- IATA: none; ICAO: LYPT;

Summary
- Airport type: Ex-military now civilian
- Owner: Kosovo Civil Aviation Authority
- Operator: 1999–2008 KFOR; 2022 in use of Ministry of Defense and Private Company
- Serves: Podujevë
- Location: Dumosh, Kosovo
- Elevation AMSL: 1,978 ft / 603 m
- Coordinates: 42°50′43.8″N 21°13′12.0″E﻿ / ﻿42.845500°N 21.220000°E

Map
- Dumosh-Batllava Airfield Location in Kosovo

Runways
| Direction | Length |  | Surface |
| ft | m |
| 02/20 | 4,921 | 1,500 | Dirt (soil) |

= Dumosh-Batllava Airfield =

Dumosh-Batllava Airfield or Batllava Airport (Albanian: Aeroporti i Batllavës; Serbian: Аеродром Батлава / Aerodrom Batlava) is a former military airport in the village of Dumosh, near Batllava Lake and the village of Batllavë and the city of Podujevë in Kosovo.
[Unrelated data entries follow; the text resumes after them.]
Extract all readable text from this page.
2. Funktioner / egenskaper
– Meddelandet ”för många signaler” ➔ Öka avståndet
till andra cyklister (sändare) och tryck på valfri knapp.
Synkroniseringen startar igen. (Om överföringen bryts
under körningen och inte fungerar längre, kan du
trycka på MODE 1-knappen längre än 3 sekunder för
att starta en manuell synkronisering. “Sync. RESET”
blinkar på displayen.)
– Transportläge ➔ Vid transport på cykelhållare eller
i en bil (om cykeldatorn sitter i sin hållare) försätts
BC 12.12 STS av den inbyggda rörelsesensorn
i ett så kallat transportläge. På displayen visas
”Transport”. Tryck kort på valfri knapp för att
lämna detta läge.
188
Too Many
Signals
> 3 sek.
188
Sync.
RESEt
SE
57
This airfield is located 25 km from the city of Pristina and 32 km air distance from Pristina International Airport Adem Jashari.

==History==
In 1936, Aeroput used the airport on the Belgrade-Podujevë-Skopje line using the Aeroput MMS-3 plane. The airport was later rebuilt for military use by the Yugoslav army and air force. It was damaged in 1999 during the NATO bombing of the Federal Republic of Yugoslavia.